Questo, quanto alla forma di tali frammenti che sono in mio possesso; quanto al contenuto, invece, ritorna – come nel primo Dizionario – tutto il mondo circostante e tutta la vitamateriale, sentimentale e spirituale dei nostri antenati e dei concittadini a noi coetanei, che di questo linguaggio dialettale hanno fatto lo strumento della loro ansia di comunicazione, e con cui – i pù sensibili – hanno espresso anche il carattere vario, ma sempre sacro e misterioso, del nostro pellegrinaggio terreno: quello che Torquato Tasso, nel suo Capolavoro (Ger. Lib., l. XX, ott. 73, 6), in modo incisivo definisce “l’aspra tragedia dello stato umano”. Vediamo, – per esempio -, la breve Preghiera a Maria da parte di un povero disperato: Avemmarìa,\ pana volìa,\ pana non àju…\ Tènimi ca càju – Si tratta di tre quinari, chiusi da un senario a rima baciata col verso precedente, in cui un povero disperato, per la fame perenne, non riesce a proferire neppure l’abituale preghiera alla Madonna; perciò, in forma accorata, quasi senza respiro ormai, intona l’inizio di essa (Avemmarìa), ma subito dopo ha appena il tempo di esprimere il suo desiderio primario (pane, sempre mancante o insufficiente) e di chiederle solo di reggerlo, dato ch’è sul punto di venir meno e di cadere a terra.
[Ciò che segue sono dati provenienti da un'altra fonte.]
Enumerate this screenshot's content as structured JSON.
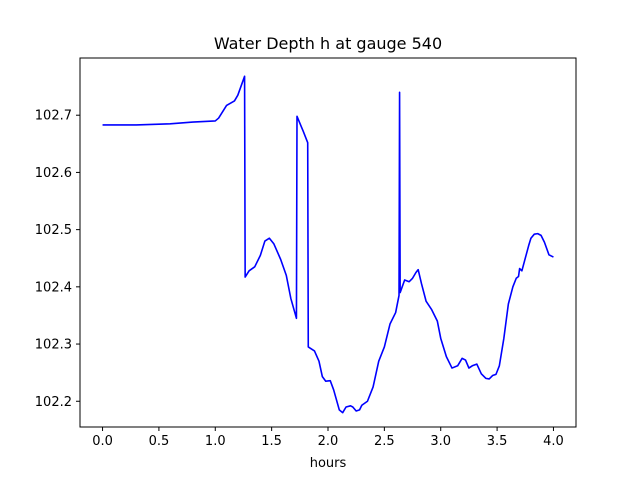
{
  "chart_data": {
    "type": "line",
    "title": "Water Depth h at gauge 540",
    "xlabel": "hours",
    "ylabel": "",
    "xlim": [
      -0.2,
      4.2
    ],
    "ylim": [
      102.155,
      102.8
    ],
    "x_ticks": [
      0.0,
      0.5,
      1.0,
      1.5,
      2.0,
      2.5,
      3.0,
      3.5,
      4.0
    ],
    "x_tick_labels": [
      "0.0",
      "0.5",
      "1.0",
      "1.5",
      "2.0",
      "2.5",
      "3.0",
      "3.5",
      "4.0"
    ],
    "y_ticks": [
      102.2,
      102.3,
      102.4,
      102.5,
      102.6,
      102.7
    ],
    "y_tick_labels": [
      "102.2",
      "102.3",
      "102.4",
      "102.5",
      "102.6",
      "102.7"
    ],
    "grid": false,
    "series": [
      {
        "color": "#0000ff",
        "points": [
          [
            0.0,
            102.683
          ],
          [
            0.3,
            102.683
          ],
          [
            0.6,
            102.685
          ],
          [
            0.8,
            102.688
          ],
          [
            1.0,
            102.69
          ],
          [
            1.03,
            102.695
          ],
          [
            1.1,
            102.717
          ],
          [
            1.17,
            102.725
          ],
          [
            1.2,
            102.735
          ],
          [
            1.26,
            102.768
          ],
          [
            1.265,
            102.417
          ],
          [
            1.3,
            102.428
          ],
          [
            1.35,
            102.435
          ],
          [
            1.4,
            102.455
          ],
          [
            1.44,
            102.48
          ],
          [
            1.48,
            102.485
          ],
          [
            1.52,
            102.475
          ],
          [
            1.58,
            102.448
          ],
          [
            1.63,
            102.42
          ],
          [
            1.67,
            102.38
          ],
          [
            1.72,
            102.345
          ],
          [
            1.725,
            102.698
          ],
          [
            1.78,
            102.672
          ],
          [
            1.82,
            102.652
          ],
          [
            1.825,
            102.295
          ],
          [
            1.88,
            102.288
          ],
          [
            1.92,
            102.27
          ],
          [
            1.95,
            102.243
          ],
          [
            1.98,
            102.235
          ],
          [
            2.02,
            102.236
          ],
          [
            2.05,
            102.22
          ],
          [
            2.1,
            102.185
          ],
          [
            2.13,
            102.18
          ],
          [
            2.16,
            102.19
          ],
          [
            2.2,
            102.192
          ],
          [
            2.22,
            102.19
          ],
          [
            2.25,
            102.183
          ],
          [
            2.28,
            102.185
          ],
          [
            2.3,
            102.193
          ],
          [
            2.35,
            102.2
          ],
          [
            2.4,
            102.225
          ],
          [
            2.45,
            102.27
          ],
          [
            2.5,
            102.295
          ],
          [
            2.55,
            102.335
          ],
          [
            2.6,
            102.355
          ],
          [
            2.63,
            102.385
          ],
          [
            2.635,
            102.74
          ],
          [
            2.64,
            102.39
          ],
          [
            2.68,
            102.412
          ],
          [
            2.72,
            102.409
          ],
          [
            2.75,
            102.415
          ],
          [
            2.78,
            102.425
          ],
          [
            2.8,
            102.43
          ],
          [
            2.83,
            102.405
          ],
          [
            2.87,
            102.375
          ],
          [
            2.92,
            102.36
          ],
          [
            2.97,
            102.34
          ],
          [
            3.0,
            102.31
          ],
          [
            3.05,
            102.278
          ],
          [
            3.1,
            102.258
          ],
          [
            3.15,
            102.262
          ],
          [
            3.19,
            102.275
          ],
          [
            3.22,
            102.272
          ],
          [
            3.25,
            102.258
          ],
          [
            3.28,
            102.262
          ],
          [
            3.32,
            102.265
          ],
          [
            3.36,
            102.248
          ],
          [
            3.4,
            102.24
          ],
          [
            3.43,
            102.239
          ],
          [
            3.46,
            102.245
          ],
          [
            3.49,
            102.247
          ],
          [
            3.52,
            102.262
          ],
          [
            3.56,
            102.31
          ],
          [
            3.6,
            102.37
          ],
          [
            3.64,
            102.4
          ],
          [
            3.67,
            102.415
          ],
          [
            3.69,
            102.418
          ],
          [
            3.7,
            102.432
          ],
          [
            3.72,
            102.428
          ],
          [
            3.75,
            102.45
          ],
          [
            3.78,
            102.472
          ],
          [
            3.8,
            102.485
          ],
          [
            3.83,
            102.492
          ],
          [
            3.86,
            102.493
          ],
          [
            3.89,
            102.49
          ],
          [
            3.92,
            102.478
          ],
          [
            3.96,
            102.456
          ],
          [
            4.0,
            102.452
          ]
        ]
      }
    ]
  }
}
Si tratta di brevi frammenti, che però, quanto a partecipazione umana e a valore poetico, non hanno nulla da invidiare a tanti versi che si ritrovano abitualmente inseriti in tante Antologie (= raccolte di fiori!) scolastiche in lingua italiana.
Queste le motivazioni e le finalità che mi son proposto col nuovo Dizionario; e questi i risultatiche penso di aver conseguito. Tuttavia, quello che ho esposto in forma così sintetica e affrettata non può assolutamente far immaginare la ricchezza e la bellezza linguistica che la lettura quotidiana di una pagina del nuovo Dizionario offrirà a tutti i cittadini e gli spiriti andreolesi che i libri non li acquistano per adornare la libreria, ma per tramandare in eredità – di generazione in generazione – un patrimonio prezioso.